Она не отвечала. Но поднесла к своему носу букет фиалок и вдыхала запах. При этом широкий рукав ее плаща скользнул вдоль руки, обнажив локоть. Вид этого живого тела, выступившего из плаща, как пук белых роз из снега, еще сильнее зажег желание в сердце молодого человека, — с той странной силой возбуждения, которую приобретает плохо скрытая тяжелою и пышною тканью женская нагота. Его уста зашевелились легкой дрожью; и он с трудом сдерживал страстные слова.

Но карета была уже у подъезда, и слуга стоял у дверцы.

— Дом ван Гуффель, — приказала герцогиня, усаживаясь в карету при содействии графа.

Слуга поклонился, оставил дверцу незакрытой; и сел на свое место. Лошади громко стучали копытами, взбивая искры.

— Осторожно! — крикнула Елена, протягивая руку юноше; а ее глаза и ее брильянты сверкали в полутьме.

«Быть с нею там, в тени, и искать устами ее шеи под душистым мехом!» Он готов был сказать:

— Возьмите меня с собою! Лошади били копытами.

— Осторожно! — повторила Елена.

Он поцеловал у нее руку, прижимаясь к ней, как бы желая оставить на ее коже отпечаток страсти. Затем захлопнул дверцу. И карета быстро покатилась, с громким, на весь подъезд, стуком выезжая на Форум.

 

III

 

Так началось знакомство Андреа Сперелли с донной Еленой Мути. На следующий день аукционный зал на Сикстинской улице был полон избранным обществом, явившимся посмотреть на объявленные торги.

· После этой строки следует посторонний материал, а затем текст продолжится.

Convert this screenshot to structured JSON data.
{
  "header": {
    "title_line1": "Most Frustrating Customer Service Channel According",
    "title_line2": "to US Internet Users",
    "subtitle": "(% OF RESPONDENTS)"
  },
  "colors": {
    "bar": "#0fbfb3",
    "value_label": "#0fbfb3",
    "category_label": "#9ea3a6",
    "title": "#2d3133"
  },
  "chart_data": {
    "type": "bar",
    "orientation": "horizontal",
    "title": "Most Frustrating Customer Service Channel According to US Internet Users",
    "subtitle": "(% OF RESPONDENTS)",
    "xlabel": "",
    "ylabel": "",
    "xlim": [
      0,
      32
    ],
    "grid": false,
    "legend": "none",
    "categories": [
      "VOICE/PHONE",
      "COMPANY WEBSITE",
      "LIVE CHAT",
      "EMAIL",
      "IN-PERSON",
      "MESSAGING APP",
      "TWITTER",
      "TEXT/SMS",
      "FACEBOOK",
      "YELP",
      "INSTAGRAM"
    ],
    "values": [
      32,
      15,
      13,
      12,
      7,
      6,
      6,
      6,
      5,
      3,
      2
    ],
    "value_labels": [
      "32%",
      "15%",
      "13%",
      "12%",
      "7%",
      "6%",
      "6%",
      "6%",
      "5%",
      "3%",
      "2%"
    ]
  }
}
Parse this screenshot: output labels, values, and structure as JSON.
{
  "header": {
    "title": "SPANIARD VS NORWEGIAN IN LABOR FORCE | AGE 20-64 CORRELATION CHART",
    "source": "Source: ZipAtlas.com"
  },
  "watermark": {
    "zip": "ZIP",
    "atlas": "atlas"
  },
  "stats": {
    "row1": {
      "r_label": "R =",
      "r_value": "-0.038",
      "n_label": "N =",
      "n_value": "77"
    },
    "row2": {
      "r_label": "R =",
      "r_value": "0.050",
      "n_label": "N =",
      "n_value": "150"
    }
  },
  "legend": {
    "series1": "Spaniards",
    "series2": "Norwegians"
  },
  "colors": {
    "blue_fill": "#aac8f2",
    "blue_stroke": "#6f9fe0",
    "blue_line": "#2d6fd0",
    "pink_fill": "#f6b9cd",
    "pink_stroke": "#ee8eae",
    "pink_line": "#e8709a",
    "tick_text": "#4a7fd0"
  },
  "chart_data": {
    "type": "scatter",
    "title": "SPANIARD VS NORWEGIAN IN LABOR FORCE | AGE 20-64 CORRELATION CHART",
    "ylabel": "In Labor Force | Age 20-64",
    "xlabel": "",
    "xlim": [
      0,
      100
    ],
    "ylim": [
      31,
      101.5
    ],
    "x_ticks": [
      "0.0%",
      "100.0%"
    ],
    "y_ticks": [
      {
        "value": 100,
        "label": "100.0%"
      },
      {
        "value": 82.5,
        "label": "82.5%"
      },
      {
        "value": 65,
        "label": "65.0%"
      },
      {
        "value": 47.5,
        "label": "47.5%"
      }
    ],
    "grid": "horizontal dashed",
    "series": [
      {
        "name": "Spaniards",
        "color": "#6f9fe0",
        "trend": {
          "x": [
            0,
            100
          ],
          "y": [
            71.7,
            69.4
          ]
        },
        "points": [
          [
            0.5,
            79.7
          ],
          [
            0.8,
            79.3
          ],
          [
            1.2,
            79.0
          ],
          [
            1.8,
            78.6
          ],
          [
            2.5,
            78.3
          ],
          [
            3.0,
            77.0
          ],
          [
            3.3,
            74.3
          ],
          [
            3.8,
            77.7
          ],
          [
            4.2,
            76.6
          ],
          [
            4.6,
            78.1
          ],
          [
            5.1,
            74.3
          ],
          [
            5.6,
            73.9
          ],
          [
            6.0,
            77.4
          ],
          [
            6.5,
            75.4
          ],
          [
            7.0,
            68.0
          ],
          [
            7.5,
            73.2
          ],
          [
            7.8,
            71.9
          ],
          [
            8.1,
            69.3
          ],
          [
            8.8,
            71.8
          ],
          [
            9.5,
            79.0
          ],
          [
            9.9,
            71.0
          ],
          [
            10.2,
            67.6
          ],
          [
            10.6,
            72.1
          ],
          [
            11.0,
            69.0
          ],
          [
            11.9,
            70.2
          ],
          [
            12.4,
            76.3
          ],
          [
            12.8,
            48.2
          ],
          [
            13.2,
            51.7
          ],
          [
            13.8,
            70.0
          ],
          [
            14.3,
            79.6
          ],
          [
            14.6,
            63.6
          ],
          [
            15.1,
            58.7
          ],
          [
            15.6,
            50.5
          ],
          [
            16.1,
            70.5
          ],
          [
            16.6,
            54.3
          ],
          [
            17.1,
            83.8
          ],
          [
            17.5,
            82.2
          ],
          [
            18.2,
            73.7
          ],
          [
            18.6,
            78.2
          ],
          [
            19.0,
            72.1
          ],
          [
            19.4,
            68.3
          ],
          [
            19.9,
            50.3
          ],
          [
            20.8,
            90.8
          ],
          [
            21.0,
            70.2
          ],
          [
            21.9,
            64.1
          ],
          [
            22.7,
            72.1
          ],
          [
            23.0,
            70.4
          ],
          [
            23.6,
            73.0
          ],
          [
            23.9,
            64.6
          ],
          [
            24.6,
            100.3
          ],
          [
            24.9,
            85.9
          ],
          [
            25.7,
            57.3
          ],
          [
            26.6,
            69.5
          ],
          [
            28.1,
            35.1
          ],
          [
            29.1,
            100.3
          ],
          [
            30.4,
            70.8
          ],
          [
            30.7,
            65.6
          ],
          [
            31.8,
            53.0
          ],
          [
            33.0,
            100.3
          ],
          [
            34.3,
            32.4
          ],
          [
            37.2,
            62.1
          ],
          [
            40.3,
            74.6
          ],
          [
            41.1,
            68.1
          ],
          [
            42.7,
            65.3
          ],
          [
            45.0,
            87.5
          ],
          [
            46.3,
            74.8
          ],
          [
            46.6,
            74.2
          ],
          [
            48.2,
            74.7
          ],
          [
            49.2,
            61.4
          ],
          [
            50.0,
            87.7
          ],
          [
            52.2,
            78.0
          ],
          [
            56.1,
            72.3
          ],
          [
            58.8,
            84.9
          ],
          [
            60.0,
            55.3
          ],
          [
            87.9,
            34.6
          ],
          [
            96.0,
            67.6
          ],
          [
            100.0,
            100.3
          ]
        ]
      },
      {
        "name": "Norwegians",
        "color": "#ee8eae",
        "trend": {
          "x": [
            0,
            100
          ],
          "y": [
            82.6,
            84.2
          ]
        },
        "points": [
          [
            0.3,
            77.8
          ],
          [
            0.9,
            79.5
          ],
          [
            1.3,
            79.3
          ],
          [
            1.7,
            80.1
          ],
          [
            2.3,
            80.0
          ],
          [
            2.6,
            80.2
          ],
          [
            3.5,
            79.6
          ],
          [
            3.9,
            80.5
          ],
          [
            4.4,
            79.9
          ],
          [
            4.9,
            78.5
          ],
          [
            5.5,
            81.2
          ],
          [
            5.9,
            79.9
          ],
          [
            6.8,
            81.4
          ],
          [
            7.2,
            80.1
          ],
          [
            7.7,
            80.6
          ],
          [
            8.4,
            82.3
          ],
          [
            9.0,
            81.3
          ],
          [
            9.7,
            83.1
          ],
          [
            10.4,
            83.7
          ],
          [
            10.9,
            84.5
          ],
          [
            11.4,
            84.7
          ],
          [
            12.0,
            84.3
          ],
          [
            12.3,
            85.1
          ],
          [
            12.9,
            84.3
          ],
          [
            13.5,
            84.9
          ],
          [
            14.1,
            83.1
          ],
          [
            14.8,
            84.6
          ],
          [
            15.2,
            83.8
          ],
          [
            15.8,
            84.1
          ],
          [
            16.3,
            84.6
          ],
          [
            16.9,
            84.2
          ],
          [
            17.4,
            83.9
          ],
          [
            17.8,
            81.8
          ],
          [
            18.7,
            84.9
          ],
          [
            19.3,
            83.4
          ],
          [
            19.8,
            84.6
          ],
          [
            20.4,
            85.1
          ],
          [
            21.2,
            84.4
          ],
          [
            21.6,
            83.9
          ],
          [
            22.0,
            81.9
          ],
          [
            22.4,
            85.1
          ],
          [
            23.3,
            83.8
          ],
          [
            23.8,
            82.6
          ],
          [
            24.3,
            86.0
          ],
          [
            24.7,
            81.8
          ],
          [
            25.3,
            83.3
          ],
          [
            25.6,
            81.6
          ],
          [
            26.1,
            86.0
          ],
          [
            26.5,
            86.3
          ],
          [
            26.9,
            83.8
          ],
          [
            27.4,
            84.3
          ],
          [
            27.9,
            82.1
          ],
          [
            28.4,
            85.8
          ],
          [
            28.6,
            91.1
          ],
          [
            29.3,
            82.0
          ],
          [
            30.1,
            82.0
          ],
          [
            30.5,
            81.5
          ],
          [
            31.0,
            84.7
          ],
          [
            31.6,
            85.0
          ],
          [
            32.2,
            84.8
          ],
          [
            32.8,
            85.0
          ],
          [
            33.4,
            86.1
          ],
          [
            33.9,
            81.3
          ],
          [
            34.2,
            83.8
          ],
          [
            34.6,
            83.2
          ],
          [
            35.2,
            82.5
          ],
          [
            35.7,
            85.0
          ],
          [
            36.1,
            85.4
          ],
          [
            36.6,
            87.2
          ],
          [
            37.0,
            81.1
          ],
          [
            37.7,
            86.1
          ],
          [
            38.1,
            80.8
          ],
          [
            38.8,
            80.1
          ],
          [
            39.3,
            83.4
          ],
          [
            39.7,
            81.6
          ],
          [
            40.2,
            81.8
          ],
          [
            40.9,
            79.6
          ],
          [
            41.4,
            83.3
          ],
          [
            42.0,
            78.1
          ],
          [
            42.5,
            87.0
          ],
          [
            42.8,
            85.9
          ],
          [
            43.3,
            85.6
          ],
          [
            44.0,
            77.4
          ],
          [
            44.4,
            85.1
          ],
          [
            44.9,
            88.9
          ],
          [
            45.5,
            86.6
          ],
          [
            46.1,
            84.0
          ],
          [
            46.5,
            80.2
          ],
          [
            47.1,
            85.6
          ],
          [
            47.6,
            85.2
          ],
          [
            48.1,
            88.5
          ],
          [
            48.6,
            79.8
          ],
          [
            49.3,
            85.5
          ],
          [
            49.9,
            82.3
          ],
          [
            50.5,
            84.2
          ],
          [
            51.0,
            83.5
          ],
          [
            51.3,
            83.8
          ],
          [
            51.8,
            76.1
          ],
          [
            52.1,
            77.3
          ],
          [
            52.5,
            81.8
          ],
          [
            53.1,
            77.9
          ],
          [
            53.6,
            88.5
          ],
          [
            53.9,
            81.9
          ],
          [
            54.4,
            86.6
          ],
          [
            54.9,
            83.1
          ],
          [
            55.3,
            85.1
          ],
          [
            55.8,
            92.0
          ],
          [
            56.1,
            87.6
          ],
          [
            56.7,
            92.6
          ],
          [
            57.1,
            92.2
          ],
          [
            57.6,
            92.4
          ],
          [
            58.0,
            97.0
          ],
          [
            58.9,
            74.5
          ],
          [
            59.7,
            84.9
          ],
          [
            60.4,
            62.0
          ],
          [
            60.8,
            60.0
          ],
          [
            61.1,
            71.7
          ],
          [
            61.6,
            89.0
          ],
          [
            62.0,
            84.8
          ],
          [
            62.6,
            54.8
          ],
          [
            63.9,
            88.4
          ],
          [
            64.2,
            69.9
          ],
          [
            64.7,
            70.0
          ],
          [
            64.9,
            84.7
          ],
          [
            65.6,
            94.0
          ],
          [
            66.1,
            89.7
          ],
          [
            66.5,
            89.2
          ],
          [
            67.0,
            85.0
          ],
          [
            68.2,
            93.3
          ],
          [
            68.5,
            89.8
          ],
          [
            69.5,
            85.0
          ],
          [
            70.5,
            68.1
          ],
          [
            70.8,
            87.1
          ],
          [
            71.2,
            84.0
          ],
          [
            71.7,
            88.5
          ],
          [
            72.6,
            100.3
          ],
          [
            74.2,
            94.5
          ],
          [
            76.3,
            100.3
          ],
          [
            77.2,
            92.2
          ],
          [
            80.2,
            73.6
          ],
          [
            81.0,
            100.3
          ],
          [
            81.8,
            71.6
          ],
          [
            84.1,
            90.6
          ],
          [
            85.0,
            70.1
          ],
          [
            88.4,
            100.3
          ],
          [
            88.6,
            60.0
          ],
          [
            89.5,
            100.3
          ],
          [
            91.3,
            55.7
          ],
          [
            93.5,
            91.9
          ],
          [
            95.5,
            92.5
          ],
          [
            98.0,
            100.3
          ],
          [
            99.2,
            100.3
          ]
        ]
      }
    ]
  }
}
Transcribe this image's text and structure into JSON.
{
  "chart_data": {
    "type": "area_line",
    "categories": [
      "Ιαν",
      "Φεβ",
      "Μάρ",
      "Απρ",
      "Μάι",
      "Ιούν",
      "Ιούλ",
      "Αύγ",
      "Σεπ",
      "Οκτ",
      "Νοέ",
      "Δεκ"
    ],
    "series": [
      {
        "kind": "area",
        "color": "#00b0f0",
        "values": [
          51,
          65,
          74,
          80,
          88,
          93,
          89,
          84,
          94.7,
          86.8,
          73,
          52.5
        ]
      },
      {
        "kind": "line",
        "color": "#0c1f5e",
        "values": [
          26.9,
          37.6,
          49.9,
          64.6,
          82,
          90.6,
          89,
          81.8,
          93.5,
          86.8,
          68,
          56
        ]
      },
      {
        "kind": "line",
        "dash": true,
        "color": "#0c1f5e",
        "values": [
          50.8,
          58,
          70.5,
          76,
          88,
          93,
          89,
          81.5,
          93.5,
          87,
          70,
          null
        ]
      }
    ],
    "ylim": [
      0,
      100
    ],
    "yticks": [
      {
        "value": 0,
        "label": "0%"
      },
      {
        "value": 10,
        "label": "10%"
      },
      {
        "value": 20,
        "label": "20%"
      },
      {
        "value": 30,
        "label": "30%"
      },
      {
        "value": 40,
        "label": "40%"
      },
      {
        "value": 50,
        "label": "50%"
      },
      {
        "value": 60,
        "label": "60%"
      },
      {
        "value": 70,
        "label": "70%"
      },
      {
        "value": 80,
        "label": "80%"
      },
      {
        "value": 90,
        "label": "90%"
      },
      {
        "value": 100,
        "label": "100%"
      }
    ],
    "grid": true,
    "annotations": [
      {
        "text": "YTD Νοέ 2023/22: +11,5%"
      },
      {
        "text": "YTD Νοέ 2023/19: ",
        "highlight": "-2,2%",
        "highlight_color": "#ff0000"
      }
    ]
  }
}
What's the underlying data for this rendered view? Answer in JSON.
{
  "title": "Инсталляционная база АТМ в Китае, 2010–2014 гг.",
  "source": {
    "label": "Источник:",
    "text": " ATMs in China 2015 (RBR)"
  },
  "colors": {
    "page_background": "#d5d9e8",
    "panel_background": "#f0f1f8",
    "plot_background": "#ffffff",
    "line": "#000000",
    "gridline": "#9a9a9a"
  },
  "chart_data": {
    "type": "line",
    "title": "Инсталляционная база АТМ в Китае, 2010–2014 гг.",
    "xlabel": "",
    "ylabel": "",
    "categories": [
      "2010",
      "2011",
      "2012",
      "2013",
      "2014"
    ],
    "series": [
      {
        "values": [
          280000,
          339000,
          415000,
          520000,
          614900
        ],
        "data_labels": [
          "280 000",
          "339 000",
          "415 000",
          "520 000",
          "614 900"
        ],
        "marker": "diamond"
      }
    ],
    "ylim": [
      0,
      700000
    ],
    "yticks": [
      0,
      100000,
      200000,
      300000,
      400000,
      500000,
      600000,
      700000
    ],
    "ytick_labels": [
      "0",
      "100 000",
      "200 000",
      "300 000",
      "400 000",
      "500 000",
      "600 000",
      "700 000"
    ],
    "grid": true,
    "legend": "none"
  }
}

Шел сильный дождь. В эти сырые и низкие комнаты проникал лишь тусклый свет; вдоль стен стояла в ряд кое-какая деревянная мебель резной работы и несколько больших триптихов и диптихов тосканской школы, XIV века; четыре фламандских гобелена, изображавших «Историю Нарцисса», свисали до земли; на двух длинных полках стояла метаврская майолика; материи, большей частью церковный, были то разостланы на стульях, то свалены в кучу на столах; редчайшие медали и монеты, слоновая кость, эмаль, хрусталь, резьба, молитвенники, фолианты с миниатюрами, чеканное серебро — стояли в стеклянном шкафу, позади скамьи экспертов; воздух был пропитан особенным запахом, издаваемым сыростью помещения и этими старинными вещами.

Войдя с княгиней ди Ферентино, Андреа Сперелли почувствовал тайную дрожь. Подумал: «Она уже здесь?» И его глаза жадно искали ее.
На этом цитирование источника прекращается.